In the salons of Hell those there loitering are ill-tempered and eager for some new music to chill out to. And therefore nothing pleases this crowd more than the news of an upcoming release from the Norwegian Black Metal legends Mayhem. The band’s Ordo Ad Chao is being readied for unleashment in April. Thus the Devil will have a new set of tracks to play when he does his spring-clean vacuuming, -an enterprise the album title seems to encourage.

Mayhem (4) - Inferno 2004 (Foto: Maia M.H. Drachensteen)

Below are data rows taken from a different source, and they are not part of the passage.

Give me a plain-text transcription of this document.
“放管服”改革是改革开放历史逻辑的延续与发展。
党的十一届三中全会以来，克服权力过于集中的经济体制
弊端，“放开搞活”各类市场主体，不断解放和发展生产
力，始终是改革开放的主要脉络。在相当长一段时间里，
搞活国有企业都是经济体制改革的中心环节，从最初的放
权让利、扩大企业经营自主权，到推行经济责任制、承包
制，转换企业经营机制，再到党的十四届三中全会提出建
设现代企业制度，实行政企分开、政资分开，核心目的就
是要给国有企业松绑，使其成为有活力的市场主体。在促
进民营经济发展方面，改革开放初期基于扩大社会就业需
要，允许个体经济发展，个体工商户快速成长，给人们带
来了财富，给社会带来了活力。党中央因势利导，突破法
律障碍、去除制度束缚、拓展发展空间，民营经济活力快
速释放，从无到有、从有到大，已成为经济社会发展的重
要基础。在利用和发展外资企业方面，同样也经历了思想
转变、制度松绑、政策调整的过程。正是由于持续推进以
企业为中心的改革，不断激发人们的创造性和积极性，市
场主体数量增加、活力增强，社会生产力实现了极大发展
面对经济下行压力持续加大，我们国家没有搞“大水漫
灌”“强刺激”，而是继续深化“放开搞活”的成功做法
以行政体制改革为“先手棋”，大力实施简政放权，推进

In the recent and celebrated music documentary film “A Headbanger’s Journey” the narrator is evidently taken aback when he is surprisingly allowed to meet Mayhem, the Norwegian black metal band surrounded by more chilling rumours and stories than any other. The history of the band makes Mayhem a true and tragic incarnation of the destructive turmoil their music bespeaks. The name stands for something stark and sincere and primal; something that embarrasses every feebly contrived band in their genre. The original Mayhem was formed in 1983 and became defining of the genre Black Metal. In the ensuing decade the band was haunted by death, murder and tragedy, and Mayhem became symbols of unredeemed blackness. Mayhem seized to exist with the purging of the Norwegian Black Metal scene in the early 90s –after one Mayhem member murdered another and set fire to a few churches. But in 95 the band was resurrected and since then they have enjoyed the status as the most uncompromising band in their genre (which pretty much makes them the most uncompromising musical entity around at all). Unwilling to reveal anything about their extra-musical selves and always enigmatically, and convincingly, referring to Black Metal as a phenomenon beyond common sense or understanding, Mayhem sustain a aura of menacing sincerity and uncanny dedication.

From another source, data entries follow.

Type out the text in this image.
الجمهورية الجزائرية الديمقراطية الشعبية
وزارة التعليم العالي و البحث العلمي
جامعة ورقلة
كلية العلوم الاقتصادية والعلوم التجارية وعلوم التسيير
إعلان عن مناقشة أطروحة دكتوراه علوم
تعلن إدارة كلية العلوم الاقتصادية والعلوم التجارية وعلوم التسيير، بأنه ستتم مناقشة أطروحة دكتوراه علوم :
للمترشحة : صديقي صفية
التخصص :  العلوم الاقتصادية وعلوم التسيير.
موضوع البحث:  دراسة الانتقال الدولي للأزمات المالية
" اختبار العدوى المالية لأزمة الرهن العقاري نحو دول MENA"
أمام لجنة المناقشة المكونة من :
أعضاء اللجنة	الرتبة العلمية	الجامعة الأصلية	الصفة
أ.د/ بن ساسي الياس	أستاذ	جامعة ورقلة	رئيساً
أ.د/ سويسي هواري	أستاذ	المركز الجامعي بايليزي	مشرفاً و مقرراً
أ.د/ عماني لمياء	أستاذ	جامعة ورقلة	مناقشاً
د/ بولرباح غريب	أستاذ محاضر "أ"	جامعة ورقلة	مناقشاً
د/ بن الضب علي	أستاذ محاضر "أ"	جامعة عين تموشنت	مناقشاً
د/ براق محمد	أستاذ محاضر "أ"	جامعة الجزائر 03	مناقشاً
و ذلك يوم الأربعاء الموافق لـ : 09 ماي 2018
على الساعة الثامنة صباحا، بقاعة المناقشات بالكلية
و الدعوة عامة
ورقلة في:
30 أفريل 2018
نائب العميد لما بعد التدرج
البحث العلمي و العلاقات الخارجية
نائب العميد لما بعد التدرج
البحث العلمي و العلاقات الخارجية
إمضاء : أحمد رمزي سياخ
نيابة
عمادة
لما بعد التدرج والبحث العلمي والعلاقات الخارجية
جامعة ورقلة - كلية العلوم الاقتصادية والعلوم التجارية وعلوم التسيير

The music: one could imagine mounting a huge Gatling gun on stage and letting its full rotation rage constitute the locus and spine of a chilling choir of frantic guitars and a voice insane with blackness; a presence reminiscent of Lovecraft’s “Thing at the threshold”.

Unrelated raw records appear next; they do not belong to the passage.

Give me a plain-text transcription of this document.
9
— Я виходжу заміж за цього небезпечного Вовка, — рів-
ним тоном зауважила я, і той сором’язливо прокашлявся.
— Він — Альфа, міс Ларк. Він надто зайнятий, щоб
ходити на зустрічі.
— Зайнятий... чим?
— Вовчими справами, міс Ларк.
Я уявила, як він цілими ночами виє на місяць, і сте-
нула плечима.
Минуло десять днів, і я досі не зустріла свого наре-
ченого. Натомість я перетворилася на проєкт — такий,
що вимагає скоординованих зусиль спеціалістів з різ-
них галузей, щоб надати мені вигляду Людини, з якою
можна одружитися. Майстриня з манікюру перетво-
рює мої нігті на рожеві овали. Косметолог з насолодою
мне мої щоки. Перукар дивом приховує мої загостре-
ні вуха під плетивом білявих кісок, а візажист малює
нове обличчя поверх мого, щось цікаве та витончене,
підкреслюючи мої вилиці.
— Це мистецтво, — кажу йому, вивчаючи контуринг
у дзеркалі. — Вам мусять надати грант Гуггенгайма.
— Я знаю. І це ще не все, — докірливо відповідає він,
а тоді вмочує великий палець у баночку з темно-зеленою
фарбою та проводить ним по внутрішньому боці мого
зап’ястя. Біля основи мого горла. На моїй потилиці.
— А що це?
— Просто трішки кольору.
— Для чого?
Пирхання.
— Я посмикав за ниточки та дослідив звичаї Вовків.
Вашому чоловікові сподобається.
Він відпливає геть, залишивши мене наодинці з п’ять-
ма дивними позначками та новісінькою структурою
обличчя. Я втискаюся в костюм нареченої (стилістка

The band stays true to their expression after seventeen official releases. Although members come and go, Mayhem remains the band that manifests the blackness of black metal: the incomprehensible and secretive immersion in a darkness from which little else than torturous music emerges: no relativizing or contextualizing aspects and little information. There is thus always in place this factor of alienation and their fans around the world are kept in the dark, literally. When Mayhem appear on stage, and when new records are made available it is therefore a matter of the utmost gravity. The darkness descends -or should we say that it awakens and emerges from nooks and crannies, until the it has claimed the sky- again sometime in April.